Think of that all the money that’s going to take – it’s a lot!

Part of saving enough is to recognize saving is a long-term game, that there is a journey and a destination, that you can live a full life and save at the same time. To understand that yes it will take time, but you’ll have everything funded someday.

By figuring out what you should be saving and then coming up with a written plan to save that amount, the worry gets replaced with a calm and trusting in the process. Enough becomes just a date on the calendar where you check off the days until it arrives.

When we pay more attention to our money, then we start to have and save more money.

The third thing most people worry about is loss worry.

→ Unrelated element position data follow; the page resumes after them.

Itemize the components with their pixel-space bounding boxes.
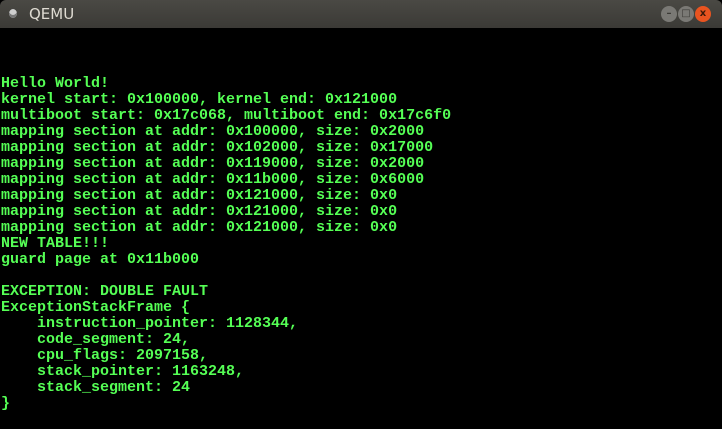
terminal-line: stack_segment: 24 bbox=[1, 379, 191, 396]
close-button[interactable]: x bbox=[695, 6, 711, 22]
terminal-line: mapping section at addr: 0x11b000, size:… bbox=[1, 171, 425, 188]
terminal-output: Hello World! kernel start: 0x100000, kern… bbox=[1, 76, 451, 412]
terminal-line: ExceptionStackFrame { bbox=[1, 299, 191, 316]
title-bar[interactable]: QEMU – □ x bbox=[0, 0, 722, 28]
terminal-line: stack_pointer: 1163248, bbox=[1, 363, 245, 380]
window-title: QEMU bbox=[29, 5, 75, 23]
terminal-line: mapping section at addr: 0x102000, size:… bbox=[1, 139, 434, 156]
terminal-line: mapping section at addr: 0x121000, size:… bbox=[1, 203, 398, 220]
terminal-line: NEW TABLE!!! bbox=[1, 235, 110, 252]
terminal-line: code_segment: 24, bbox=[1, 331, 191, 348]
terminal-line: guard page at 0x11b000 bbox=[1, 251, 200, 268]
minimize-button[interactable]: – bbox=[661, 6, 677, 22]
terminal-line: multiboot start: 0x17c068, multiboot end… bbox=[1, 107, 452, 124]
terminal-line: } bbox=[1, 395, 11, 412]
qemu-app-icon bbox=[9, 9, 17, 18]
terminal-line bbox=[1, 268, 451, 284]
terminal-line: EXCEPTION: DOUBLE FAULT bbox=[1, 283, 209, 300]
terminal-line: mapping section at addr: 0x119000, size:… bbox=[1, 155, 425, 172]
terminal-line: kernel start: 0x100000, kernel end: 0x12… bbox=[1, 91, 398, 108]
terminal-line: mapping section at addr: 0x121000, size:… bbox=[1, 187, 398, 204]
terminal-line: instruction_pointer: 1128344, bbox=[1, 315, 299, 332]
terminal-line: mapping section at addr: 0x121000, size:… bbox=[1, 219, 398, 236]
vm-display[interactable]: Hello World! kernel start: 0x100000, kern… bbox=[0, 28, 722, 429]
maximize-button[interactable]: □ bbox=[678, 6, 694, 22]
terminal-line: mapping section at addr: 0x100000, size:… bbox=[1, 123, 425, 140]
terminal-line: cpu_flags: 2097158, bbox=[1, 347, 209, 364]
terminal-line: Hello World! bbox=[1, 75, 110, 92]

They’re scared that, what if they stop getting a paycheck. What if after years of saving and working and then they have to start spending the money to live on for a long time.

I used to be racked with worry, fear, and guilt about money too. I thought

  • what if I’m spending too much now so I won’t have enough later
  • what if my investments aren’t in the right stuff
  • what if I make a bad decision and I don’t have time to recover
  • what if my investments aren’t making enough
  • what if I run out of money before I run out of life

So we sit and think, what if I’m not doing it right?

If we’re stuck thinking that way with worry, we never change to doing or figuring out the answers. Part of mastering money is that instead of picking some random age to stop working – whether it’s age 35 or age 65, we start thinking about moving FROM something (a dead-end job) TO something (pursuing some passion in life). We focus on figuring out the answers and

  • knowing there is enough
  • having confidence in the plan
  • joy to start the next chapter of life

instead of worrying. The things we would get tomorrow if we change what we do with our money today.

If I don’t have a car payment

  • I’ll be able to have another $1,000,000 later on
  • I’m not going to have to work until I’m physically unable to
  • I’m going to be able to spend more time with my family

When I increase my savings

  • I’m going to have my money making me more money than my salary
  • I’ll be able to take a lower paying job I love more, and still come out ahead
  • I’m going to have money for my kid’s college and my retirement

If you start thinking about all those things that are positive from where you are now to where you would like to be, you start making better choices.